Since $\cot x$ has simple poles at $m\pi$ for $m \in \mathbb{Z}$, we must take some precautions in case the interval $[a,b]$ contains such values. If such a value lies in the open interval $(a,b)$, we can choose to require that $p$ has a zero there, or we can choose to interpret the integral as a principal-value integral. Since $p$ is smooth (it need not be a polynomial, weaker assumptions suffice), the principal value exists. If only one of $a$ and $b$ is a multiple of $\pi$, we must require that $p$ has a zero there, if both of the endpoints are multiples of $\pi$, it suffices to require $p(a) = p(b)$ as well as $p'(a) = p'(b)$ and use the principal value. $\DeclareMathOperator{\Imp}{Im}$
Now start on the right hand side and consider a partial sum:
\begin{align}
\sum_{k = 0}^{N} \sin (2kx)
&= \Imp \sum_{k = 0}^{N} e^{2ikx} \\
&= \Imp \frac{e^{2i(N+1)x}-1}{e^{2ix}-1} \\
&= \Imp \frac{e^{(2N+1)ix} - e^{-ix}}{e^{ix} - e^{-ix}} \\
&= \Imp \frac{e^{(2N+1)ix} - e^{-ix}}{2i\sin x} \\
&= \frac{\operatorname{Re}\bigl(e^{-ix} - e^{(2N+1)ix}\bigr)}{2\sin x} \\
&= \frac{\cos x - \cos \bigl((2N+1)x\bigr)}{2\sin x}\,.
\end{align}
Thus
\begin{equation}
2\sum_{k = 1}^{N} \int_{a}^{b} p(x) \sin (2kx)\,dx
= \int_{a}^{b} p(x)\cot x\,dx - \int_{a}^{b} \frac{p(x)}{\sin x}\cos \bigl((2N+1)x\bigr)\,dx\,.
\end{equation}
It remains to see that the last integral tends to $0$ as $N \to \infty$.

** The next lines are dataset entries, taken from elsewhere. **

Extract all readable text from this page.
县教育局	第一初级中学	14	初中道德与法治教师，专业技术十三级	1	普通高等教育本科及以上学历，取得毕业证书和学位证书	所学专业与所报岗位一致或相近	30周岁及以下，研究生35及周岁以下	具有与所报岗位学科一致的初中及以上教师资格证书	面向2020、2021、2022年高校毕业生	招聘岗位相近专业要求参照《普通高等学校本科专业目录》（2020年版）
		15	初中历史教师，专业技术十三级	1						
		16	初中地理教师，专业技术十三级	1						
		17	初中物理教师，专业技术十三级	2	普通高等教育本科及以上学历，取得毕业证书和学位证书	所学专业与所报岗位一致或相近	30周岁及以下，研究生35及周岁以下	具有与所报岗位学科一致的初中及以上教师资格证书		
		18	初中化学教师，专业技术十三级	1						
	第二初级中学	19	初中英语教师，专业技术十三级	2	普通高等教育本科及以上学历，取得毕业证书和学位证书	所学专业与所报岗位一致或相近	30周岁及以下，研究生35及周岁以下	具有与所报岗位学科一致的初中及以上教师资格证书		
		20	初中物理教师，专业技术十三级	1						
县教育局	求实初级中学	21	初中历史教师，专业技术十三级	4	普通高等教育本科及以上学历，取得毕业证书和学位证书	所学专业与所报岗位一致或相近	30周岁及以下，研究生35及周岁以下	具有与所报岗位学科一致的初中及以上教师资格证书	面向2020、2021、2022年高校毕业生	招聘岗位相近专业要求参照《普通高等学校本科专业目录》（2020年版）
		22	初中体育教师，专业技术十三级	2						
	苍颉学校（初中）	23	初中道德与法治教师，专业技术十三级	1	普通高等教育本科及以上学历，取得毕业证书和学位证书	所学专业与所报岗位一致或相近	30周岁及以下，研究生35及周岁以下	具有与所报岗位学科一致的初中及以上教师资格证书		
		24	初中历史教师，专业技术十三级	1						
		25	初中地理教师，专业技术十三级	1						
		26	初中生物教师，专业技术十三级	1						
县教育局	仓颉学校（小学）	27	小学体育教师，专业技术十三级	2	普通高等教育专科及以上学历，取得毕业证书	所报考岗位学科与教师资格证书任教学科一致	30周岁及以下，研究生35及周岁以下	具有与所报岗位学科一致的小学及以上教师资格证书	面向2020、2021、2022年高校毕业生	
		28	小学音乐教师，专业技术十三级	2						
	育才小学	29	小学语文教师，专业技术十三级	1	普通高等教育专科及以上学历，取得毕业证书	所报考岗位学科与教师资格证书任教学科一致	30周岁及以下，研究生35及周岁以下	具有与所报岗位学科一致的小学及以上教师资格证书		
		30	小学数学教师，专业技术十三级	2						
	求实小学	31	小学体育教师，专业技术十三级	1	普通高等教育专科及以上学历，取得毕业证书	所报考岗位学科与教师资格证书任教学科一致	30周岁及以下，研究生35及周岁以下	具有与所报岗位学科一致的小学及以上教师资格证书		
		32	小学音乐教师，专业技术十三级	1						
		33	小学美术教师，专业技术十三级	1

If $[a,b]$ contains no zero of $\sin x$, or $p(m\pi) = 0$ for all $m\pi \in [a,b]$, this is an immediate consequence of the Riemann-Lebesgue lemma, since then $\frac{p(x)}{\sin x}$ has only removable singularities and can be considered a continuous (or more regular, if $p$ is regular enough) function on $[a,b]$.
More care is required if we work with the principal value of the integral, for then the derivative of $\frac{p(x)}{\sin x}$ has double poles at $m\pi$ and is not locally integrable there, whence the straightforward integration by parts doesn't work.
But considering a small $\varepsilon > 0$ and assuming $a < 0 < b$, for $0 < \lvert x\rvert < \varepsilon$ we can write
\begin{equation}
\frac{p(x)}{\sin x} = \frac{p(0)}{\sin x} + \frac{p(x) - p(0)}{\sin x}\,.
\end{equation}
The first term is odd, hence
\begin{equation}
\int_{-\varepsilon}^{\varepsilon} \frac{p(0)}{\sin x}\cos (\alpha x)\,dx = 0
\end{equation}
for all $\alpha$. The second term above is bounded and differentiable, hence straightforward integration by parts shows that
\begin{equation}
\Biggl\lvert \int_{-\varepsilon}^{\varepsilon} \frac{p(x) - p(0)}{\sin x}\cos (\alpha x)\,dx \Biggr\rvert \leqslant \frac{C}{\lvert \alpha\rvert}
\end{equation}
with a constant $C$ independent of $\alpha$. Doing that for all $m\pi \in (a,b)$, and in case $a = m_1\pi < m_2\pi = b$ using the analogous estimates for the integral over $[a,a+\varepsilon] \cup [b-\varepsilon,b]$ with $p'(a) = p'(b)$ shows that also in the principal-value case we have
\begin{equation}
\int_a^b \frac{p(x)}{\sin x}\cos\bigl((2N+1)x\bigr)\,dx = O(N^{-1})
\end{equation}
if $p$ satisfies the conditions mentioned above.